See Symptom Tracking Tools

At the Appointment

Bring Your Files. Don’t forget all your prep work!

Bring Support with You
Some doctor’s appointments can be long and sometimes it is not appropriate for the patient, especially if young and/or emotionally fragile, to be present for the entire appointment. So you will want someone to be with the patient in the waiting room as needed. If you are an adult patient seeking help, take someone with you to help you advocate for yourself. Plus it never hurts to have an extra set of ears or a note taker.

Ask to Record Appointment/Be Prepared to Take Notes
Not all doctors will allow recordings, but it is worth asking. The doctor gives a lot of information and it can be challenging to remember everything. Also, if another caretaker cannot be present at the appointment, replaying a recording can help keep everyone on the same page. If your support person can help take notes instead of recording, that is helpful as well. ASPIRE Appointment Tracking Sheets are available for you to take with you.

What You Need to Know Before End of Appointment
You do not want to leave an appointment with more questions than you have going in. You need to have clarity on what the lab results were, what they mean and what treatments will be used to address results. Many doctors are hard to reach in between appointments and charge for that consulting time, so keeping future potential questions to a minimum is key.

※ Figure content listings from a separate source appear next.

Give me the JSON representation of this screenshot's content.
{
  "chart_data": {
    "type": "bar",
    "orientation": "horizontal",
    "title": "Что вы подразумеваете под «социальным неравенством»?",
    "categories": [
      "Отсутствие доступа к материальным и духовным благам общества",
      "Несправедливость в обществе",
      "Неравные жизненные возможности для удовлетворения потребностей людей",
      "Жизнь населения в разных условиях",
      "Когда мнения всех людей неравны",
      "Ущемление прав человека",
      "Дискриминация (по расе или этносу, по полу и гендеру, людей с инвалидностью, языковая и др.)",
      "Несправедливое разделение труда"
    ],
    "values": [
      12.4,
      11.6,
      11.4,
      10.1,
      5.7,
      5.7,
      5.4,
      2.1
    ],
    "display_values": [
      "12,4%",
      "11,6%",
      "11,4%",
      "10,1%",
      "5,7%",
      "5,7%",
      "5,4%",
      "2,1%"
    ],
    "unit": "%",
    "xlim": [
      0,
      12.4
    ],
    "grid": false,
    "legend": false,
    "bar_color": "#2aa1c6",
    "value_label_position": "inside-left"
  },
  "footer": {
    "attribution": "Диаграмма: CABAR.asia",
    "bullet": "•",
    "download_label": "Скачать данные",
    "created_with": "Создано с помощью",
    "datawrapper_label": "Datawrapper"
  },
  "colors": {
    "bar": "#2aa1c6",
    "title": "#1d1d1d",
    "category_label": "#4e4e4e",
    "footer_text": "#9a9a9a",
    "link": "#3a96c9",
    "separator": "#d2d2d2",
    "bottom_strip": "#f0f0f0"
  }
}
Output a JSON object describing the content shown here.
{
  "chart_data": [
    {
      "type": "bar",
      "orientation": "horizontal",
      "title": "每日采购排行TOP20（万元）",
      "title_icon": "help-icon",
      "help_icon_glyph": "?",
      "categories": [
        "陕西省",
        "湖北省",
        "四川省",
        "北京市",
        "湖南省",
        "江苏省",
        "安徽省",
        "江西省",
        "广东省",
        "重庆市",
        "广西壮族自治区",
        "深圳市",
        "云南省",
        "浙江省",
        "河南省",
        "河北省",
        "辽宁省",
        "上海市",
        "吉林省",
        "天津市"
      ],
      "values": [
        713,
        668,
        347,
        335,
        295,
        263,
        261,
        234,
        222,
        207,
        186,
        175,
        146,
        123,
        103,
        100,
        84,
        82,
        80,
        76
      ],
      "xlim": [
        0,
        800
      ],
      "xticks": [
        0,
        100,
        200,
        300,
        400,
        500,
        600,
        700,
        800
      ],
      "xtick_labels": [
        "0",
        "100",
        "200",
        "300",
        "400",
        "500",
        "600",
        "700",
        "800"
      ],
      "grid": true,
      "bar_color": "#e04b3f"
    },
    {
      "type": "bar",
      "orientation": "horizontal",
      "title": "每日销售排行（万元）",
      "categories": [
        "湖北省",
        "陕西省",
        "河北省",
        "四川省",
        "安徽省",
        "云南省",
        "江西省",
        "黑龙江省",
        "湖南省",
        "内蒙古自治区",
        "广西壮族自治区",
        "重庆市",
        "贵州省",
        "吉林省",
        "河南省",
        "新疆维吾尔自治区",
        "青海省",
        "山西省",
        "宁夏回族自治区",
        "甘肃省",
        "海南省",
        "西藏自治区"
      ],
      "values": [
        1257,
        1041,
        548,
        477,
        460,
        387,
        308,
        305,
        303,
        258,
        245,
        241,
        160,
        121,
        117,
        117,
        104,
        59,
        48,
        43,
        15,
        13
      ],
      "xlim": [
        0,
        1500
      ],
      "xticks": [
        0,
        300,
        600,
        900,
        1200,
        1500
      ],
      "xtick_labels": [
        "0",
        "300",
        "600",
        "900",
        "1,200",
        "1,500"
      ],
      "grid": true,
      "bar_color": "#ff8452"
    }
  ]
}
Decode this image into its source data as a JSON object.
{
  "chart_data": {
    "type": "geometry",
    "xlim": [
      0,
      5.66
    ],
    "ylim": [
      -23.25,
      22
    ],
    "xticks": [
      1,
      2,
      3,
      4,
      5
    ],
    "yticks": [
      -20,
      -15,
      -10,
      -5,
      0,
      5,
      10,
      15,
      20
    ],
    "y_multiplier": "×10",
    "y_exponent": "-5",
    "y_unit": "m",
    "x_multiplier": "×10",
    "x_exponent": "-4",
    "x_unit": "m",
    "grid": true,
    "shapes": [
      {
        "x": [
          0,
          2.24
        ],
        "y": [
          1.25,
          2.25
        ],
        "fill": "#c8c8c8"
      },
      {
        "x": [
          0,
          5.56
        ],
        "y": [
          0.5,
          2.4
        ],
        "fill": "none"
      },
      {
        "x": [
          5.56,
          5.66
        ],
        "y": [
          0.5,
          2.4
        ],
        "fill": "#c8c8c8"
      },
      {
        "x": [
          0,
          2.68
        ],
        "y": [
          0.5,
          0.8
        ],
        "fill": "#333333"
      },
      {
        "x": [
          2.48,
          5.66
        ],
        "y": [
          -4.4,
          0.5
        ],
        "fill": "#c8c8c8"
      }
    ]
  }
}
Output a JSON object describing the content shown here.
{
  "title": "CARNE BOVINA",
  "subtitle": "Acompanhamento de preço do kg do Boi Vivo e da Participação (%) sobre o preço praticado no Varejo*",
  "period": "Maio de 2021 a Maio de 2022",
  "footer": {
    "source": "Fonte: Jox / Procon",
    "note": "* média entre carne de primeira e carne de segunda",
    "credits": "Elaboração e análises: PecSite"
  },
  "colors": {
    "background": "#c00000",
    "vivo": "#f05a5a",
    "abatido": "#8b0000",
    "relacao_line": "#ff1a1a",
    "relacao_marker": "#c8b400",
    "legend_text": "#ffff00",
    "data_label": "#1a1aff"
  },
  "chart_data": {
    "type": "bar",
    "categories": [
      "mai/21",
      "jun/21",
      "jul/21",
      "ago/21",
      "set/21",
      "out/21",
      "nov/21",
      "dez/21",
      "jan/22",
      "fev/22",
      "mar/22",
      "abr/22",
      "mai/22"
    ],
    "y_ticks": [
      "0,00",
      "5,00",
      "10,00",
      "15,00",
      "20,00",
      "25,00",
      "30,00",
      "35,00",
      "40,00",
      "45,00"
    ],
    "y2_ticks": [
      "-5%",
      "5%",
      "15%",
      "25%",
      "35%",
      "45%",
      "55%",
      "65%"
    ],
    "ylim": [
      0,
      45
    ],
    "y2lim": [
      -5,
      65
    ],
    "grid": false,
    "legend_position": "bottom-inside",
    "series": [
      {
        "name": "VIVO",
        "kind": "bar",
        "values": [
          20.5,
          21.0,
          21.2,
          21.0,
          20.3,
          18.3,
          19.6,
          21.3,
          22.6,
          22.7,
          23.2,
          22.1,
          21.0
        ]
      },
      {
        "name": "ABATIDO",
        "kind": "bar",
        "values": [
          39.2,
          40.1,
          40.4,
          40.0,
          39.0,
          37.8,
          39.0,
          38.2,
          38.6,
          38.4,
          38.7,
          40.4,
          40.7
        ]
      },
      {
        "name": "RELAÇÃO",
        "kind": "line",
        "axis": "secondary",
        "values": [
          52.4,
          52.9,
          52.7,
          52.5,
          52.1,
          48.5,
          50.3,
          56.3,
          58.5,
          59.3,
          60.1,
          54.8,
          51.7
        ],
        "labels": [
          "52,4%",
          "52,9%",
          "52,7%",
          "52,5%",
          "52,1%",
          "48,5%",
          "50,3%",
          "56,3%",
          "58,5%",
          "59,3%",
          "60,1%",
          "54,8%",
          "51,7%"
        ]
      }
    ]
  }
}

Make sure before you leave that you have:

  • The official diagnosis in writing
  • A clear understanding of the diagnosis, the treatment plan, and the lab results. ASPIRE Appointment Tracking Sheets are available for you to take with you and fill out during appointments.
    • Why specific medications are prescribed
    • When to start each treatment
    • How long and when to take each treatment
    • How you will know the treatments are effective
    • What to do if there are adverse reactions
    • If current flare as a result of the current treatment plan, what should you do if the patient relapses?
  • A plan for an emergency
    • What constitutes an emergency?
    • What does the doctor suggest you do in an emergency?
    • Does the doctor have an emergency number?
    • Will the doctor consult with an Emergency Room as needed?
  • Clarification on
    • When to follow up on labs with the doctor. Most doctors require an appointment to go over labs. Get a copy of all completed labs.
    • When to make the next appointment.
    • Will the doctor write a letter to the school to help secure appropriate supports such as IEPs and 504 plans?
    • Are there suggestions for additional team members, e.g. CBT, other medical doctors, etc.? Will the doctor help coordinate care with team members as appropriate? If yes, what is the best way to ensure that happens smoothly?
    • What the billing practices are
  • The following paperwork:
    • Treatment plan
    • Lab requisition forms
    • Prescription forms
    • Copies of previous lab work
    • Bill to submit for reimbursement

After the Appointment

  • Make sure files are organized in a binder and/or scanned into the computer.
  • Start the treatment plan.
  • Continue/Start to get support and practice self-care.
  • Continue/Start to educate yourself more.
  • Plan the next steps by continuing to grow the patient’s team as needed.
  • Implement or adjust IEP or 504 plans at school.

Prepare for an Emergency

Preparing for an emergency is not the most pleasant topic to address but you want it in place just in case.

Patient Emergency

  • Hopefully, your medical doctor has helped you map this out already in an appointment.
    • Create an emergency file with pertinent information. This should be a separate file that you can take with you anywhere. You should also scan it in and have it accessible online:
      • Diagnosis
      • A current list of medications
      • Any additional essential medical information

Caregiver Emergency

  • What if something happens to you or another caregiver?
    • List of emergency contacts
    • Written information on PANS, patient’s symptoms, patient’s treatment plans, patient history, as well as updated files from all practitioners, providers, and school.